The college administration has swept this important historical detail under the rug along with other Native American issues. Furthermore, the current treatment shown towards Native Americans nationwide is unacceptable. By largely ignoring the cultural significance of these lands, Geneseo enables the marginalization of this cultural group.
While Geneseo has made efforts to move in a positive direction regarding diversity and oppressed groups, the school is extremely hesitant to celebrate anything involving Native Americans.
The college ostensibly recognized Columbus Day as Indigenous People’s Day, according to The Lamron. Yet, there wasn’t much of a statement from the college, nor was there a change to the college’s website as Columbus Day remains as one of the recognized legal holidays during the academic year.
The lack of acknowledgement that we are currently on stolen Native lands with no attempt to inform the students and faculty of Geneseo or on-campus visitors is deplorable.
There are various buildings at Geneseo that have Native American origins in their names: Red Jacket Dining Hall, Mary Jemison Dining Hall, Ontario Residence Hall and Seneca Residence Hall to name a few, yet there is a lack of knowledge among the campus community. Most people refer to them being named after counties, but fail to mention the word’s origin—that some of the counties were named after indigenous Native American tribes or words.
The college should take the responsibility to educate their community on historically accurate and culturally sensitive information. Students, faculty and staff may be unaware of the historical treatment toward Native Americans and what is currently happening to the indigenous nations residing within the United States.
The U.S. committed a complete genocide of the Native Americans. In fact, the atrocities exercised by the U.S. upon Native Americans is the largest genocide that has ever occurred on Earth, according to a testimony by historian Maria Girouard from endgenocide.org.

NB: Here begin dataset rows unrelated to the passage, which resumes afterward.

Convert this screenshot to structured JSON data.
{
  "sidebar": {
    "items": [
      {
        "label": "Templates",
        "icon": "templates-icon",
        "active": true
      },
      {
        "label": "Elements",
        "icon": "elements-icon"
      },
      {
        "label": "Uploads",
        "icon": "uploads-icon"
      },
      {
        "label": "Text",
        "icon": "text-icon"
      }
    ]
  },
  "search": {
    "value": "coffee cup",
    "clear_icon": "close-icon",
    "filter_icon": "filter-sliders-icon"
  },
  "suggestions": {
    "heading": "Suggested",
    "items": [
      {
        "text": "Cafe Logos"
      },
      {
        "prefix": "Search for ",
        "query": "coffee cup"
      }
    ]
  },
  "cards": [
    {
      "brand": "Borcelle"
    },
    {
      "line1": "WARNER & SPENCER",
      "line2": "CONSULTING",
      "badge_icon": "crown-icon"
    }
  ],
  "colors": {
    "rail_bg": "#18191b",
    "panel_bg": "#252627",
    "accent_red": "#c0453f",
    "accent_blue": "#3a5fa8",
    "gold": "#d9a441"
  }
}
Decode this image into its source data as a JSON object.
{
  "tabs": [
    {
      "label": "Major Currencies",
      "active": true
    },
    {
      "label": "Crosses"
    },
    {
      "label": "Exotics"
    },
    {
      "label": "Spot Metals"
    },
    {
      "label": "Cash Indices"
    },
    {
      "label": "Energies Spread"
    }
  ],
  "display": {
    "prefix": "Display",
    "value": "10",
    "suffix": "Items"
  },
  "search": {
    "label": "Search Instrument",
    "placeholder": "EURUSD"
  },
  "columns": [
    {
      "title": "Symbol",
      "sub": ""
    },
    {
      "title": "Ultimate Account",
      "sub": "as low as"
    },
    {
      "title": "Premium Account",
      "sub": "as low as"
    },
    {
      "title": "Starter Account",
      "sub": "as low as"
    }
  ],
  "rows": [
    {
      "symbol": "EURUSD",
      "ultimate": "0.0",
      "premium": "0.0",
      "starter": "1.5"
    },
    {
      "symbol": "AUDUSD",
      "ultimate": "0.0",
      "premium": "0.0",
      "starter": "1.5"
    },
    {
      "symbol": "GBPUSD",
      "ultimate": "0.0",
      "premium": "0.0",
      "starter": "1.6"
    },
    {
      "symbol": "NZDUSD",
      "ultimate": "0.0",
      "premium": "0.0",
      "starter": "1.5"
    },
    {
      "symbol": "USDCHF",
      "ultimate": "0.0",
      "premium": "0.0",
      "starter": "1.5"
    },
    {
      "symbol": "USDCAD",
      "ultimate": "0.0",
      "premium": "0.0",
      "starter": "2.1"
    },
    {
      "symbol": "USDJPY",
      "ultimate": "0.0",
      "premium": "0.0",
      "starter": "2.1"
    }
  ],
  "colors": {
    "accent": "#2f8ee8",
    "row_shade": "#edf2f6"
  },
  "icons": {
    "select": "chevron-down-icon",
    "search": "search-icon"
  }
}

The U.S. government didn’t officially apologize to Native Americans until 2009, according to congress.gov. Even then, the U.S. has yet to publicly apologize to Native Americans as the country refuses to openly discuss native issues with the public, as reported by Thought Catalog.
Educating the Geneseo community on these facts and establishing positive relations between the college and the indigenous communities should be a huge priority for the campus. The significant lack of knowledge on-campus regarding Native American issues fuels the larger epidemic of inaction towards these individuals in the country.
Geneseo must move toward acknowledging the indigenous history and culture that is tied to the college’s land in a physical sense. Firstly, it is essential to have the Haudenosaunee flag—and possibly other minority group flags—displayed in the MacVittie College Union lobby as soon as possible. The administration committed to putting a flag up in October, according to The Lamron. They still have yet to do so, however.
Various colleges do actually acknowledge their land’s origins and put a conscious effort into forming relations with native communities, so it is disappointing Geneseo does not.
Concordia University and the University of Guelph are two institutions that constantly remind the college community of the land’s history, making a statement before every event about the grounds they are currently residing on, according to both campus’s websites.
Geneseo must elevate its inclusivity and acknowledgement of Native culture, especially given the rich history within the territory. Geneseo displays a quote from Mahatma Gandhi on the website that the college should now actively face: “Our ability to reach unity in diversity will be the beauty and the test of our civilization.”